Mme Marszalowa ajoute que son groupe s’est heurté à maintes reprises à
l’Eglise catholique-romaine sur la question de l’avortement, actuellement
interdit, conformément à la loi de 1993, sauf dans le cas où la «vie ou la
santé» d’une mère sont en danger.
Par ailleurs, le groupe de parlementaires reproche à l’Eglise son «engagement politique excessif», ses démarches pour éviter de «payer des impôts
et des taxes» et «l’importance exagérée qu’elle accorde aux biens matériels». «Le groupe des parlementaires estime que l’Eglise peut jouer un rôle public positif dans la mobilisation des responsabilités et dans les
oeuvres de charité», souligne Mme Marszalowa. «Toutefois, comme toute la
société, notre groupe est opposé aux efforts de l’Eglise pour dominer la
vie publique et donner un caractère religieux aux institutions d’Etat.»
Ces commentaires font suite aux propos enflammés échangés dans le cadre
du Parlement polonais à la fin novembre durant des réunions simultanées du
Groupe de femmes parlementaires (PWG) et de l’Union sociale catholique polonaise, appuyée par l’Eglise, sur le rôle des femmes et de la famille dans
la société.
A cette occasion, Danuta Waniek, vice-ministre de la Défense, membre de
la coalition démocratique de gauche, a accusé l’Eglise catholique-romaine
«de revendiquer le droit de monopoliser toutes les discussions concernant
les femmes», et ajouté que la législation visant à garantir la «totale liberté des femmes vis-à-vis des pressions idéologiques ou de l’Etat», devait
être le premier objectif du groupe. Entre autres résolutions, les participantes ont réclamé l’instauration d’un «Etat laïc» en Pologne. Elles ont
aussi demandé des mesures législatives pour légaliser l’avortement et le
divorce, combattre la violence exercée contre les femmes et garantir une
amélioration des soins de santé et de la protection sociale.
«Les valeurs catholiques ne sont pas répressives»
Du côté de l’Union sociale catholique polonaise, dont la réunion a débuté par une messe, on a repris les demandes formulées par l’Eglise, c’est-àdire une Constitution polonaise garantissant le droit à la vie «de la conception à la mort naturelle» et «la protection des mariages».
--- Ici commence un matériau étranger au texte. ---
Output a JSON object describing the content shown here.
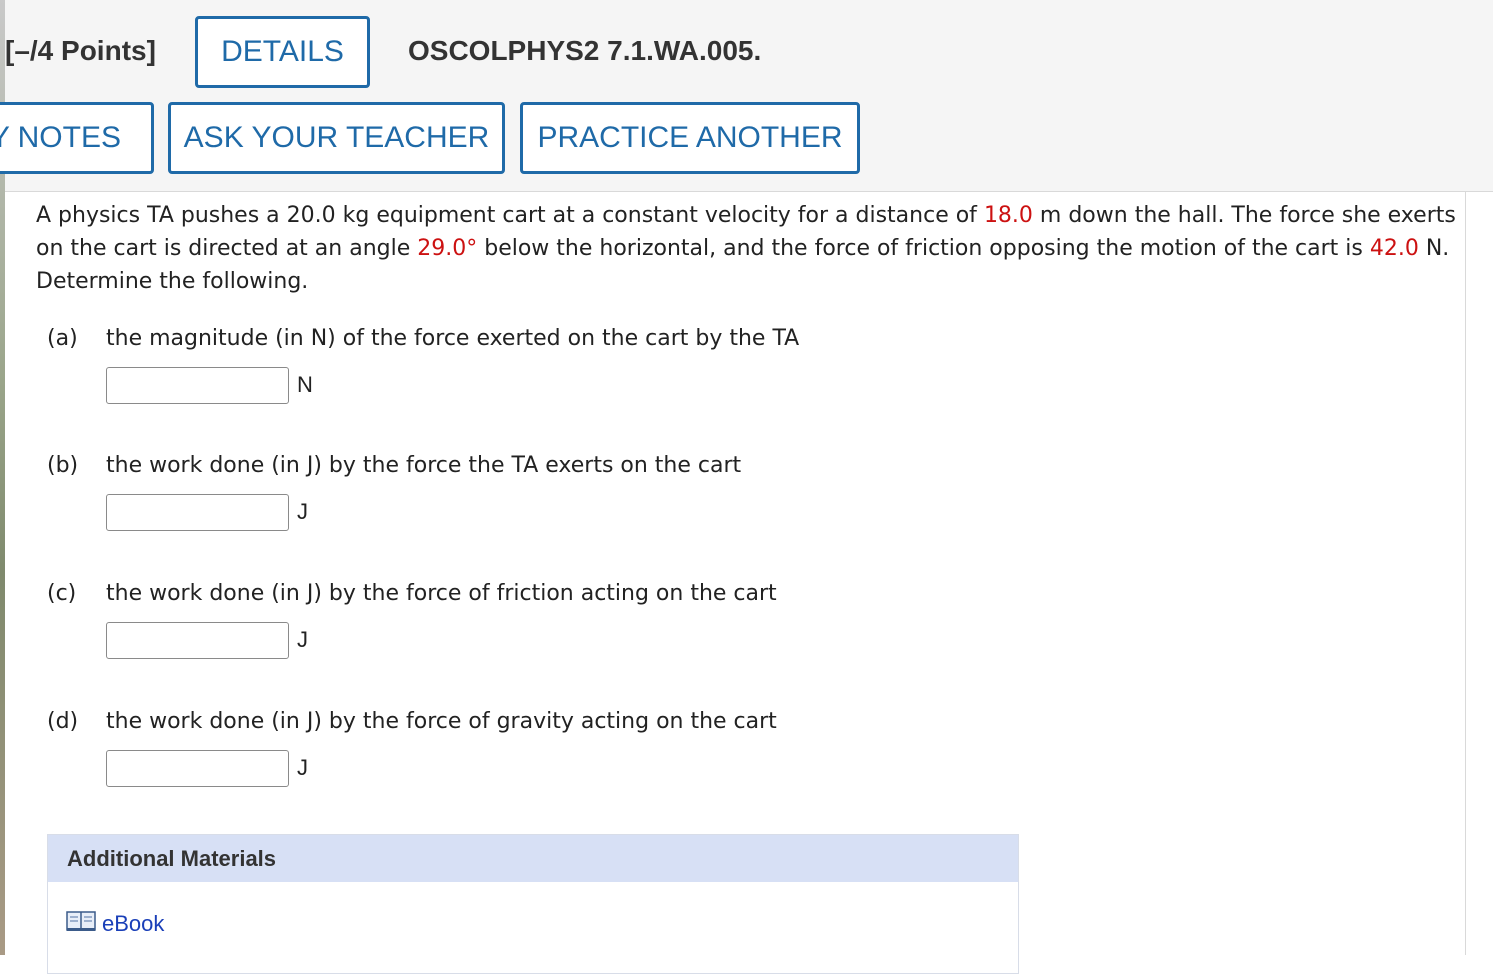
{
  "header": {
    "points": "[–/4 Points]",
    "details_button": "DETAILS",
    "assignment_code": "OSCOLPHYS2 7.1.WA.005.",
    "notes_button": "Y NOTES",
    "ask_teacher_button": "ASK YOUR TEACHER",
    "practice_button": "PRACTICE ANOTHER"
  },
  "problem": {
    "seg1": "A physics TA pushes a 20.0 kg equipment cart at a constant velocity for a distance of ",
    "distance": "18.0",
    "seg2": " m down the hall. The force she exerts on the cart is directed at an angle ",
    "angle": "29.0°",
    "seg3": " below the horizontal, and the force of friction opposing the motion of the cart is ",
    "friction": "42.0",
    "seg4": " N. Determine the following."
  },
  "parts": [
    {
      "label": "(a)",
      "text": "the magnitude (in N) of the force exerted on the cart by the TA",
      "unit": "N",
      "value": ""
    },
    {
      "label": "(b)",
      "text": "the work done (in J) by the force the TA exerts on the cart",
      "unit": "J",
      "value": ""
    },
    {
      "label": "(c)",
      "text": "the work done (in J) by the force of friction acting on the cart",
      "unit": "J",
      "value": ""
    },
    {
      "label": "(d)",
      "text": "the work done (in J) by the force of gravity acting on the cart",
      "unit": "J",
      "value": ""
    }
  ],
  "materials": {
    "title": "Additional Materials",
    "ebook_label": "eBook",
    "ebook_icon": "book-icon"
  },
  "colors": {
    "accent": "#1f6aa8",
    "highlight": "#cc1111",
    "materials_header": "#d7e0f5",
    "link": "#1a3fb8"
  }
}
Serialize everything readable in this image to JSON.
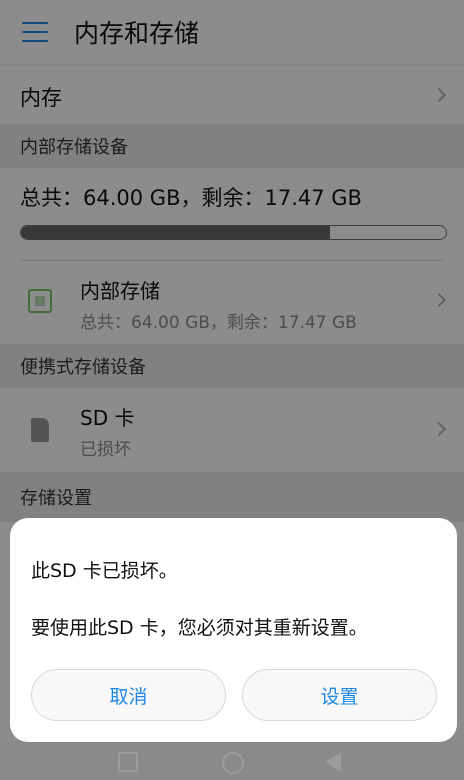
{
  "appbar": {
    "title": "内存和存储"
  },
  "memory_row": {
    "label": "内存"
  },
  "internal_section": {
    "header": "内部存储设备",
    "summary": "总共：64.00 GB，剩余：17.47 GB",
    "used_fraction": 0.727,
    "item": {
      "label": "内部存储",
      "sub": "总共：64.00 GB，剩余：17.47 GB",
      "icon": "chip-icon"
    }
  },
  "portable_section": {
    "header": "便携式存储设备",
    "item": {
      "label": "SD 卡",
      "sub": "已损坏",
      "icon": "sd-card-icon"
    }
  },
  "storage_settings": {
    "header": "存储设置"
  },
  "dialog": {
    "line1": "此SD 卡已损坏。",
    "line2": "要使用此SD 卡，您必须对其重新设置。",
    "cancel_label": "取消",
    "setup_label": "设置"
  },
  "colors": {
    "accent": "#1e88e5",
    "chip_green": "#7cc56b"
  }
}
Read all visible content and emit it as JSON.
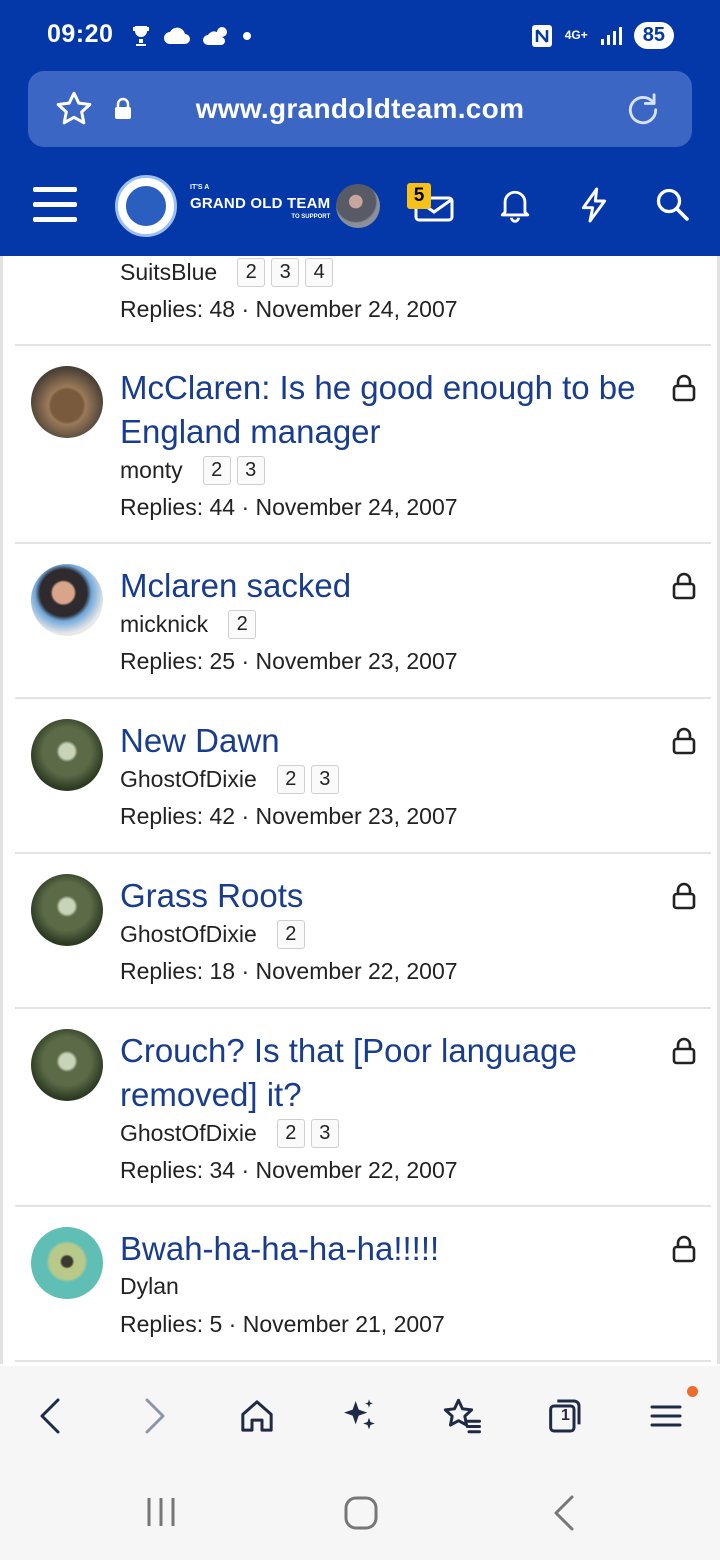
{
  "status_bar": {
    "time": "09:20",
    "network": "4G+",
    "battery": "85"
  },
  "address_bar": {
    "url": "www.grandoldteam.com"
  },
  "site_header": {
    "logo_small": "IT'S A",
    "logo_title": "GRAND OLD TEAM",
    "logo_sub": "TO SUPPORT",
    "inbox_count": "5"
  },
  "threads": [
    {
      "title": "",
      "author": "SuitsBlue",
      "pages": [
        "2",
        "3",
        "4"
      ],
      "meta": "Replies: 48 · November 24, 2007"
    },
    {
      "title": "McClaren: Is he good enough to be England manager",
      "author": "monty",
      "pages": [
        "2",
        "3"
      ],
      "meta": "Replies: 44 · November 24, 2007"
    },
    {
      "title": "Mclaren sacked",
      "author": "micknick",
      "pages": [
        "2"
      ],
      "meta": "Replies: 25 · November 23, 2007"
    },
    {
      "title": "New Dawn",
      "author": "GhostOfDixie",
      "pages": [
        "2",
        "3"
      ],
      "meta": "Replies: 42 · November 23, 2007"
    },
    {
      "title": "Grass Roots",
      "author": "GhostOfDixie",
      "pages": [
        "2"
      ],
      "meta": "Replies: 18 · November 22, 2007"
    },
    {
      "title": "Crouch? Is that [Poor language removed] it?",
      "author": "GhostOfDixie",
      "pages": [
        "2",
        "3"
      ],
      "meta": "Replies: 34 · November 22, 2007"
    },
    {
      "title": "Bwah-ha-ha-ha-ha!!!!!",
      "author": "Dylan",
      "pages": [],
      "meta": "Replies: 5 · November 21, 2007"
    }
  ],
  "bottom_toolbar": {
    "tabs_count": "1"
  },
  "colors": {
    "header_blue": "#0437a8",
    "link_blue": "#183c8e",
    "badge_yellow": "#f6c21a",
    "notification_dot": "#f06a2c"
  }
}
La Fédération polonaise des mouvements «pro-life» (contre l’avortement)
a publié une déclaration dans laquelle elle accuse la présidente du PWG,
Barbara Labuda, d’utiliser les «méthodes idéologiques chères aux communistes» en choisissant les 170 participantes de la réunion parmi des politiciennes, des professeurs, des femmes d’affaires et des féministes. Le PWG
ne peut être considéré comme représentatif de la position des femmes polonaises, estime-t-elle.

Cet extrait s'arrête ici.